Vietnam needs to do more to attract sustainable foreign investment

Vietnam needs to do more to attract sustainable foreign investment when many international corporations and businesses flock to the Southeast Asian country.

Samsung's plant in Vietnam

During a recent official visit to South Korea by Prime Minister Pham Minh Chinh, Samsung Group Chairman Lee Jae Yong pledged to pour more money into Vietnam in the next three years, turning Samsung's factory in Vietnam into the group's largest display module production base globally. This is seen as a very positive signal as there has been recent information that some multinational corporations are looking to shift their investments to other countries.

From the beginning of 2024 to date, total registered foreign direct investment (FDI) in Vietnam has reached over $15 billion, up 13.1 percent over the same period last year. Of this, realized capital has reached $10.84 billion, up 8.2 percent. This is the highest FDI disbursement in the first six months of the year in the past five years.

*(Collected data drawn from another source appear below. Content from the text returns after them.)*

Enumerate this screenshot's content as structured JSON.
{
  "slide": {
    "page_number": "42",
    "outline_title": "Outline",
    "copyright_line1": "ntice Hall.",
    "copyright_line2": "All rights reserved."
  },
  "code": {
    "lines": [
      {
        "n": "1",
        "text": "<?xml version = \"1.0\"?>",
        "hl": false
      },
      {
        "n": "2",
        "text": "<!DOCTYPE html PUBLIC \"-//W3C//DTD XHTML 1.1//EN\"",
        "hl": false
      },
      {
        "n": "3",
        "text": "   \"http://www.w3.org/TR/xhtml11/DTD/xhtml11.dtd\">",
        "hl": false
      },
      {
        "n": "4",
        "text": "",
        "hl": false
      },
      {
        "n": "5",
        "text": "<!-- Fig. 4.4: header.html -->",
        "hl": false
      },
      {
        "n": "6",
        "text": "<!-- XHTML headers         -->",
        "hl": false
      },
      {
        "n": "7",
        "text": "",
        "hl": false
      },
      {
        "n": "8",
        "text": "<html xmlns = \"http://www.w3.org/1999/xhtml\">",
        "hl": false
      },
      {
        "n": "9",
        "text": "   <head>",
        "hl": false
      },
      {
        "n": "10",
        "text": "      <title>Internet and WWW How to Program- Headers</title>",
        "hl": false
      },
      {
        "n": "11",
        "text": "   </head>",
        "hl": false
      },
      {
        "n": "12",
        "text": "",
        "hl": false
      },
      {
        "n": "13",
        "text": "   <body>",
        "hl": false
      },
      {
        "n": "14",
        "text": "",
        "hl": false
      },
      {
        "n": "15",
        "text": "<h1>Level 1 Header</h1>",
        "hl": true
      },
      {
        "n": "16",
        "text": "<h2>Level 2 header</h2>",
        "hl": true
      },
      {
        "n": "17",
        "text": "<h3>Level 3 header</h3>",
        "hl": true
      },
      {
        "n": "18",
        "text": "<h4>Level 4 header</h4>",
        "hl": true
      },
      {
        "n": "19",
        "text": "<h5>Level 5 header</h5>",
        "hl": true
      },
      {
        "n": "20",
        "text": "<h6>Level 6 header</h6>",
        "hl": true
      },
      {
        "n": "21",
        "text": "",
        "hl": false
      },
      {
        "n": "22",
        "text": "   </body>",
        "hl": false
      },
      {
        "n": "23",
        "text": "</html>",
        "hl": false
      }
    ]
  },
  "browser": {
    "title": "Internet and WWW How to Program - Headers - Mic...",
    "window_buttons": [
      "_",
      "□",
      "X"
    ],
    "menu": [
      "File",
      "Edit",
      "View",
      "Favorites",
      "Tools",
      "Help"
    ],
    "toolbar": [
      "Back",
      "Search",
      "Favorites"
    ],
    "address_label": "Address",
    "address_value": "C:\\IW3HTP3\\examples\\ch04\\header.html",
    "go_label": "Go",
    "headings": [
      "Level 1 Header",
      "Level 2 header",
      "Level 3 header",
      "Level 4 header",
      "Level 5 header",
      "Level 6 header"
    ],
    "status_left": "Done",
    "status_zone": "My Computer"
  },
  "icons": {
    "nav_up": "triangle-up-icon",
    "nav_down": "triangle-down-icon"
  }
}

However, on the other hand, according to the Ministry of Planning and Investment, LG Group has temporarily suspended new investment in a $5 billion electronics manufacturing project and decided to shift its investment to a battery production project in Indonesia after conducting a survey in Vietnam.

Worse, Intel Corporation has shifted investment in a $3 billion chip manufacturing plant to Poland, although the group is currently operating the first phase of a plant in Ho Chi Minh City-based High-Tech Park. Austrian semiconductor group AT&S and Japanese pneumatic company SMC have also announced the suspension or transfer of projects worth hundreds of millions of US dollars, or even billions of US dollars to other countries.

Many economic experts believe that the global minimum tax policy is having a certain impact on the investment plans and choices of many large corporations around the world, especially high-tech corporations.

Preferential policies such as taxes, land rental costs, access to electricity, water, and cheap labor are no longer advantages of Vietnam in competition with many other countries in the region. In some major cities, land rental costs in export processing zones and industrial zones are too high, there is no clean energy source. Plus, although the digital data platform has been formed in the country, it is not connected well while the wage level is much higher than in some countries in the region.

Especially, the greening infrastructure is still weak and insufficient, making it difficult to support businesses in achieving Net Zero goals and practicing ESG (environmental, social, governance) principles while minimizing carbon emissions.

Vietnam must review all businesses and entities affected by global minimum tax policies, determining the scope and direct or indirect impact levels. Additionally, the Vietnamese government needs to study other countries’ approaches to formulate appropriate investment attraction policies in the new context.

An important solution is investing in sustainable development-oriented infrastructure for export processing zones and industrial parks. This infrastructure must incorporate green elements, including new energy technologies, renewable energy, clean production technologies, environmentally friendly practices, sustainable resource utilization, and ecosystem restoration.

Additionally, infrastructure should adopt digital technology platforms and new business models associated with digital technology in service and business activities.

Last but not least, Vietnam should also promptly establish specialized industrial zones that attract investment, fully integrated into the supply chain of FDI enterprises producing end products. Properly trained human resources to meet international standards for foreign businesses is also crucial for attracting investors.

In recent years, Vietnam has implemented open policies and incentives that have successfully attracted high-quality foreign investors, greatly contributing to the country’s development. However, the country now should adopt a new approach through a ‘give and take’ policy which means that the government will provide incentives to foreign investors while requiring technology transfer to domestic enterprises.

Ultimately, the highest goal of attracting foreign investment is not only to address employment needs but also to enable Vietnamese businesses to access and keep pace with global scientific and technological advancements. This effort also strengthens the national economic resilience.